S’éloignant du genre fantastique-réaliste où sont confrontés des éléments surnaturels au quotidien, il vient puiser son inspiration dans le Sud des Etats-Unis, lui-même étant originaire d’Arkansas. Le choix de l’environnement du Mississipi se trouve donc justifié par ce désir de raconter une histoire d’ordre atmosphérique, en souvenir de sa propre jeunesse. Le personnage éponyme de Mud adopte des allures de Robinson Crusoé, et c’est d’ailleurs tout l’héritage d’une littérature chère au réalisateur qui influence le mode de vie des êtres humains destinés à se croiser dans le film. Des écrivains tels que Larry Brown et Mark Twain ont nourri cette part de célébration de l’enfance dans une ambiance si particulière. Par moments ce rapport à la littérature américaine se fait nettement sentir, donnant un ton narratif classique au film.

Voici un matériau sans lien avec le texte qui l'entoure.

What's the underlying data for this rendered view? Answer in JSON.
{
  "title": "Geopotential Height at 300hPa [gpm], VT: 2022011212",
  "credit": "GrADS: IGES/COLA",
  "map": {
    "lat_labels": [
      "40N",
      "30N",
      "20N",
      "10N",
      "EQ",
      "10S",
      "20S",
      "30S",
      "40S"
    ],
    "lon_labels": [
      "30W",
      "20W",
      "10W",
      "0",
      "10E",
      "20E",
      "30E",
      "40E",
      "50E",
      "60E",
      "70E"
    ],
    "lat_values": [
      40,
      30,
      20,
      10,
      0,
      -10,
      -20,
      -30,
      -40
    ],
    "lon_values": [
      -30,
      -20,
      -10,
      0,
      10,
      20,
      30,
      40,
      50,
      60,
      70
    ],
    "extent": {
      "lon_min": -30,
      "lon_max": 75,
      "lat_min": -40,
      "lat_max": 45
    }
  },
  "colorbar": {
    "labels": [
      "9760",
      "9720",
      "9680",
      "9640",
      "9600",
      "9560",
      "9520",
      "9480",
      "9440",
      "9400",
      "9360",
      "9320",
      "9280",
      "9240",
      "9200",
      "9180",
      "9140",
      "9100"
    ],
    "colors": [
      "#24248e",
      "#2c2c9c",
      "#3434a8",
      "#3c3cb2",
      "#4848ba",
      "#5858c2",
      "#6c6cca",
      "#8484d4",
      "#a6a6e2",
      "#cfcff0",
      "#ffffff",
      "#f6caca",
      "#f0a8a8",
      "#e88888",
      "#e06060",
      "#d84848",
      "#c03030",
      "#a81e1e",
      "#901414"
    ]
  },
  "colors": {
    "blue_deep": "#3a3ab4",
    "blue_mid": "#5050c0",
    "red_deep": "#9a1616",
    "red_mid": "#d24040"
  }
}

Qualifié de film d’auteur en partie pour cette raison, le scénario de Mud se trouve parfois rehaussé de rebondissements romanesques au penchant légèrement prévisible.

Mud movie

VOYAGE AU CŒUR D’UN GRAND ENFANT

Si Mud tient des allures de film d’aventure, il n’en est pas moins introspectif et s’intéresse avant tout au parcours de l’évolution d’un adolescent, torturé entre la fin de l’idéalisation du couple de ses parents et les premières peines du cœur, qui font grandir l’âme. Tye Sheridan, découvert dans The Tree of Life de Terrence Malick, interprète de façon sincère, sans trop en faire, ce petit homme en cours de devenir. Il dégage cette énergie folle de la jeunesse, cette spontanéité souvent extravagante des idées fixes. Matthew McConaughey ajuste ainsi son rôle de paria en fuite à cette sensibilité du personnage de Mud déguisé en un sympathique Crocodile Dundee qui accompagne le jeune garçon, en guide. Le film en devient à quelques reprises un tableau de la transition entre les âges de la vie.

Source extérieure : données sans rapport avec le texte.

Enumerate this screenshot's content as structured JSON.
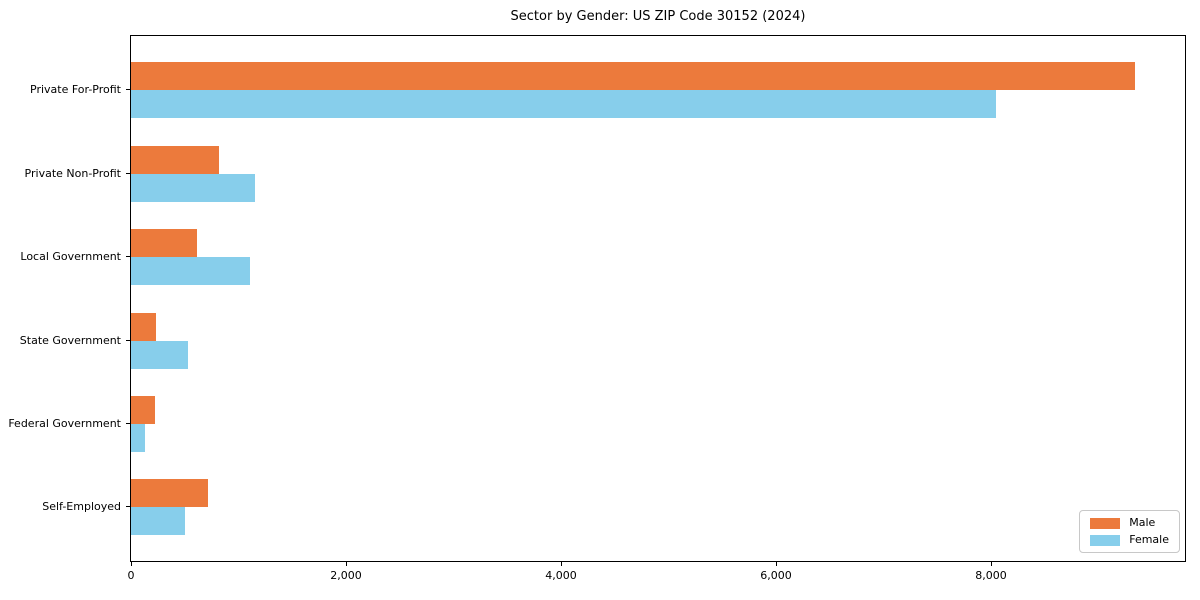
{
  "title": "Sector by Gender: US ZIP Code 30152 (2024)",
  "colors": {
    "male": "#EC7A3C",
    "female": "#87CEEB",
    "axis": "#000000",
    "background": "#FFFFFF"
  },
  "chart_data": {
    "type": "bar",
    "orientation": "horizontal",
    "title": "Sector by Gender: US ZIP Code 30152 (2024)",
    "categories": [
      "Private For-Profit",
      "Private Non-Profit",
      "Local Government",
      "State Government",
      "Federal Government",
      "Self-Employed"
    ],
    "series": [
      {
        "name": "Male",
        "color": "#EC7A3C",
        "values": [
          9340,
          820,
          610,
          230,
          225,
          720
        ]
      },
      {
        "name": "Female",
        "color": "#87CEEB",
        "values": [
          8050,
          1150,
          1110,
          535,
          130,
          500
        ]
      }
    ],
    "xlabel": "",
    "ylabel": "",
    "xlim": [
      0,
      9810
    ],
    "xticks": [
      0,
      2000,
      4000,
      6000,
      8000
    ],
    "xtick_labels": [
      "0",
      "2,000",
      "4,000",
      "6,000",
      "8,000"
    ],
    "grid": false,
    "legend": {
      "position": "lower right",
      "entries": [
        "Male",
        "Female"
      ]
    }
  }
}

Là où Nichols se différencie de Terrence Malick à qui il est souvent comparé, c’est dans son attrait puissant pour le récit d’une histoire, lui préférant finalement des rebondissements à la lente contemplation malgré une forte volonté esthétique. Jeff Nichols n’est pas seulement attiré par un récit sophistiqué lié à la direction que prennent ses histoires, il cherche à émouvoir dans son extravagance, dans son goût pour le divertissement. Teinté par des valeurs de noblesse du cœur et d’un alignement parfait avec les désirs profonds qui nous animent, Mud pourrait alors prendre des allures initiatiques. Nous sommes ici volontairement coincés dans une réalité où le temps n’existe plus, en un lieu reculé où les époques pourraient se mélanger.

Le seul à venir déconstruire ce héros qu’est Mud et cette apparente naïveté que dégage son histoire c’est Tom Blankenship que joue Sam Shepard. Il semble symboliser un retour violent à la réalité, laissant supposer que l’évolution ne se fait pas sans sacrifices, sans cicatrices. Pourtant, au sortir de ce film, nous sommes ce jeune garçon claquant la porte au réalisme. Comme l’illustrait si bien le poète William Butler Yeats, la responsabilité commence dans les rêves.